Berhenti Berjalan Ke luar Diri
Catatan Intelektual yang tersisa
Banyak hal yang saya kagumi dari Prof Agus Irianto. Satu di antaranya, soal visi dan misi. Keseimbangan dan harmoni. Kebaikan yang terukur dan terpada padai. Berbuat baik berpada padai. Berbuat jahat sekali tidak. Karena kebaikan tidak selalu ditafsirkan baik
Setidaknya kalau bertemu Prof Statistik ini, saya punya kesan istimewa. Beda Statistik, beda pula Kimia Fisik. Statistik belajar ‘memimpikan’ sesuatu. Kimia Fisik belajar untuk “mencintai” sesuatu. Keduanya sama sama membuat belajar atas pengalaman.
Setidaknya, pengalaman banyak bercerita. Salah satunya soal mimpi mimpi kehidupan. Soal mimpi dan hasrat, kerap menarik hati. Mimpi kepingin punya mahasiswa kelas dunia. Mimpi kepingin berbagi dengan mutu dan standar tinggi.
Realitanya mimpi membuat berjalan terus ke luar. Realitanya hanya ekspektasi yang makin membesar. Maunya, kalau memberi kuliah, serasa bersama dengan mahasiswa terbaik dunia. Maunya, saat memberikan pencerahan, serasa bahagia membuka cakrawala dunia. Tapi Sayang, semua yang dijumpa tak serasa dan sejiwa. Tapi Sayang, mahasiswa yang dicerahi tak lebih
sekedar pencari arti dan gengsi
Mata bertemu mata. Visi beradu visi. Nyali tak selalu pergi. Rupanya saya berada di kampus tercinta. Rupanya berada di tanah yang biasa. Rupanya berkelana tak jauh dari halaman rumah kita. Halaman rumah dengan bunga bunga yang manja .
Yang segera layu bila tak tersentuh gerimis hujan. Yang segera mati bila tak ada secercah matahari pagi. Yang hanya tersenyum saat dipuji. Yang membusuk bila dimaki dan terbebani. Bunga bunga yang tak ikhlas dan manja. Bunga bunga yang puas dengan kumbang kelapa. Yang tak tahu beda mutu dan gengsi.

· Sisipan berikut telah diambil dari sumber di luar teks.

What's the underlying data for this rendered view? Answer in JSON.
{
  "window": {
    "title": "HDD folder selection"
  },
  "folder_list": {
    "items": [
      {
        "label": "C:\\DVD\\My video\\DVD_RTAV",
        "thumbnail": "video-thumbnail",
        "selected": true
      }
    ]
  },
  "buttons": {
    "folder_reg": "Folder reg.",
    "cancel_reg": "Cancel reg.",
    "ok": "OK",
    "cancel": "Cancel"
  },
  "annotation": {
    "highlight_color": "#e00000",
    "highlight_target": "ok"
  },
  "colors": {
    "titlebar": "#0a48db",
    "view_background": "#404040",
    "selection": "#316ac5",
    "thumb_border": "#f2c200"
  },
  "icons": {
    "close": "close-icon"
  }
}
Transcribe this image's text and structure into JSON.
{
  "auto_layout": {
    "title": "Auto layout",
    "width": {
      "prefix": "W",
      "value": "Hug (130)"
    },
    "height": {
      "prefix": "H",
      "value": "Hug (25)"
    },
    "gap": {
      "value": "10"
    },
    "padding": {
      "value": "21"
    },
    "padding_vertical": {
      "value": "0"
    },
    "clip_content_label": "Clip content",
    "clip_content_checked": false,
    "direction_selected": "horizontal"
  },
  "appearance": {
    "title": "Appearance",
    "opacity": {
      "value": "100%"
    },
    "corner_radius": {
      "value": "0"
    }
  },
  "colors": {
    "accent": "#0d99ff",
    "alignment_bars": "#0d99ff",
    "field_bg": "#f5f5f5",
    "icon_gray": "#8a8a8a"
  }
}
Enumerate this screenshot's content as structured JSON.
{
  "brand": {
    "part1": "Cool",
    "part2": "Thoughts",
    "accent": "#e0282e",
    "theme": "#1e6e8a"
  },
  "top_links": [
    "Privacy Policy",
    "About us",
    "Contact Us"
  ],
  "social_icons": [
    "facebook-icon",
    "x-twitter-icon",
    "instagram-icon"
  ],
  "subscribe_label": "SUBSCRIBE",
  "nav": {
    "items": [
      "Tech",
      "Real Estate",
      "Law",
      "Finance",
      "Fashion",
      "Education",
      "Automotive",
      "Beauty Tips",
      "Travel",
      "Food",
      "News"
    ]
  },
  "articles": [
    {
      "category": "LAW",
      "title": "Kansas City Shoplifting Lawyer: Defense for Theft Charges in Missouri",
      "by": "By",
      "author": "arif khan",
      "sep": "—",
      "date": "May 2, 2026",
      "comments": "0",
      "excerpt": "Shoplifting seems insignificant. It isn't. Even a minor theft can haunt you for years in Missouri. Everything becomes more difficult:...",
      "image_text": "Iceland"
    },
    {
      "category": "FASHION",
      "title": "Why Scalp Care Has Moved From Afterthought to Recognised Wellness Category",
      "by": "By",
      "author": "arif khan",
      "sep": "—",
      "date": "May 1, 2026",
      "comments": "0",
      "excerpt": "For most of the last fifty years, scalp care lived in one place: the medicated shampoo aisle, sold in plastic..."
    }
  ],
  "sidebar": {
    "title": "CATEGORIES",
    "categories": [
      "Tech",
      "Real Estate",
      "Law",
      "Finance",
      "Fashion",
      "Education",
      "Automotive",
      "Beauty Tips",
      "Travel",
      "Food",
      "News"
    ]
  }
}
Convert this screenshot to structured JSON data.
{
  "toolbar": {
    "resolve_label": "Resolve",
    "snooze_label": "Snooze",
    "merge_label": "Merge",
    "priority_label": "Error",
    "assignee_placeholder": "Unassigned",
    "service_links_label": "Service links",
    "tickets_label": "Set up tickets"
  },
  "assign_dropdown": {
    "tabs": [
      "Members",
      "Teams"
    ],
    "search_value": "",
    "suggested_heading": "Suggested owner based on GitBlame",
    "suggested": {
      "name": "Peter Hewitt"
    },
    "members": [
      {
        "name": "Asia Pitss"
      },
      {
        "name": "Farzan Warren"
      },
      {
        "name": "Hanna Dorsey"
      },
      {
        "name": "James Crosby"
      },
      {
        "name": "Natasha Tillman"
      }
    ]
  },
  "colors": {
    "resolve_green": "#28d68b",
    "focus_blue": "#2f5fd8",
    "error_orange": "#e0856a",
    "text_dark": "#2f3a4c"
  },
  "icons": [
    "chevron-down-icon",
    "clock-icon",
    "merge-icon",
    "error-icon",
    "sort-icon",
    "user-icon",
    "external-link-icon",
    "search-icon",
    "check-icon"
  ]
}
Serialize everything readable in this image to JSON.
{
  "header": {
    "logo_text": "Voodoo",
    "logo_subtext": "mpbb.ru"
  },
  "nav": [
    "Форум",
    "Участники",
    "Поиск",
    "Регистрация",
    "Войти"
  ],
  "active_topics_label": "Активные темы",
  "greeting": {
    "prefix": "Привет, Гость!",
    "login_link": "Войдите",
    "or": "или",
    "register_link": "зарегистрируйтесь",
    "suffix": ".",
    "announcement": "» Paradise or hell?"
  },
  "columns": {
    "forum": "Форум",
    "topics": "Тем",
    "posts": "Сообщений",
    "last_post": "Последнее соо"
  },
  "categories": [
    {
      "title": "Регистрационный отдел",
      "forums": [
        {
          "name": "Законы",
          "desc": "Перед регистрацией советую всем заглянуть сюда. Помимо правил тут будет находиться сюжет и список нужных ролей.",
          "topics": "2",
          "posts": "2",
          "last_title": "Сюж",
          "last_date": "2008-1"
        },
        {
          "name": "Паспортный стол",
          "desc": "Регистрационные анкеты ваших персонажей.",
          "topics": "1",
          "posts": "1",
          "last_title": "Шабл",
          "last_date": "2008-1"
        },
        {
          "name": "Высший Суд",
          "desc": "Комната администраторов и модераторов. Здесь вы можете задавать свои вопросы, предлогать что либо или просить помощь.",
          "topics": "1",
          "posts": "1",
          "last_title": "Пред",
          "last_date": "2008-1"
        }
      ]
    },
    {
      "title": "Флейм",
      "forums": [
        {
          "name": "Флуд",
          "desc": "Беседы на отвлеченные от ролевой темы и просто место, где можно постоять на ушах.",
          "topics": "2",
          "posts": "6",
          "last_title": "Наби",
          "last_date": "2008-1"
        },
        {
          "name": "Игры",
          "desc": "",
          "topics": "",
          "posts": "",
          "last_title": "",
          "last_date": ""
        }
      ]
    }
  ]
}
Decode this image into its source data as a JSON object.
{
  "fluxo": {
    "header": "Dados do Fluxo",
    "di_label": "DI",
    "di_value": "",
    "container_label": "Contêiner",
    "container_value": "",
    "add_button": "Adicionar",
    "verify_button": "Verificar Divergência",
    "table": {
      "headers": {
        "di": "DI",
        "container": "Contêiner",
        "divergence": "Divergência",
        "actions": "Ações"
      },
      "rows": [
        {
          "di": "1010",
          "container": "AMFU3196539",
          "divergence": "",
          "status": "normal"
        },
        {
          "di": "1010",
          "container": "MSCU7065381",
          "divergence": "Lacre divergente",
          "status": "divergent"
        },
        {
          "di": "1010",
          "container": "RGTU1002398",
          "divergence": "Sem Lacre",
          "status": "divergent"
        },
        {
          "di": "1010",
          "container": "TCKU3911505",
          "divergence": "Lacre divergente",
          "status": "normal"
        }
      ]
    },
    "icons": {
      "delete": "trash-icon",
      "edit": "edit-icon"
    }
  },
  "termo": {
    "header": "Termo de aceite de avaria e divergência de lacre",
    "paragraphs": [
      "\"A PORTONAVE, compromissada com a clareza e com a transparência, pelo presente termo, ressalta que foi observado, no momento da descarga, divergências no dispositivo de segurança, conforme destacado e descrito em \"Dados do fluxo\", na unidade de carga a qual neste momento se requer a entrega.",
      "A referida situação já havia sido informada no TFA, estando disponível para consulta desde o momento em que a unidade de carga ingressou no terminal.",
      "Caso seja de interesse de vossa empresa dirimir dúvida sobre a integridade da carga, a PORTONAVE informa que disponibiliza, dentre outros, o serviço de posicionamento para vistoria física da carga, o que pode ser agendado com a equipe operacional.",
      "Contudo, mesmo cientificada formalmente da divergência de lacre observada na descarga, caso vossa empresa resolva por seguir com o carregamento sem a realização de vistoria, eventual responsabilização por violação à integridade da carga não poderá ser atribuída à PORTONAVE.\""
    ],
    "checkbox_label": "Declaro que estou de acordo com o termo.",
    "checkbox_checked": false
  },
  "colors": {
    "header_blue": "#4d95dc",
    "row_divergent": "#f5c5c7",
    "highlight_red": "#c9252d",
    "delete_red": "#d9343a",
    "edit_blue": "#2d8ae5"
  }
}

Berhentilah berjalan ke luar diri, ini mungkin hikmahnya. Berhentilah bermimpi dengan mereka yang tak kuat dihantam badai. Berhentilah dengan generasi milenial yang penuh khayal. Berhentilah berharap sejuta cita cita dan masa depan. Karena pemimpi tetaplah lari. Karena pengikut tidaklah mau memikul cita cita. Lebih dari mata jangka dan anak panah.
Saya baru tersadar, kalau halaman rumah ini adalah masa lalu. Generasi ini adalah cerita lalu. Mereka hanya dongeng yang entah berantah. Mereka lugu dan bermimpi untuk lahir di sini. Mereka hanya bising dan mengisi sisa dimensi yang berkarat. Mereka hanya pelengkap bagi energi masa depan
Tapi mereka tetap berguna. Setidaknya, mereka berjasa untuk kesempurnaan masa depan. Tanpa kekurangan, tak akan ada kelebihan. Mereka amat berjasa untuk kesempurnaan yang lain.
Berhentilah berjalan ke luar diri. Berjalanlah ke dalam dan jauh tanpa batas. Berjalanlah dalam harapan yang sesungguhnya. Dalam diam dan sepi sekalipun. Tak perlu ada sinergi lagi, tertukar tangkap dengan lepas. Untuk apa mengguratkan sisi yang pasti akan hilang, percuma!. Untuk apa mengukir cita cita dalam cita cita yang telah terlampaui. Cukup, mimpi mereka hanya sepanjang ujung jari.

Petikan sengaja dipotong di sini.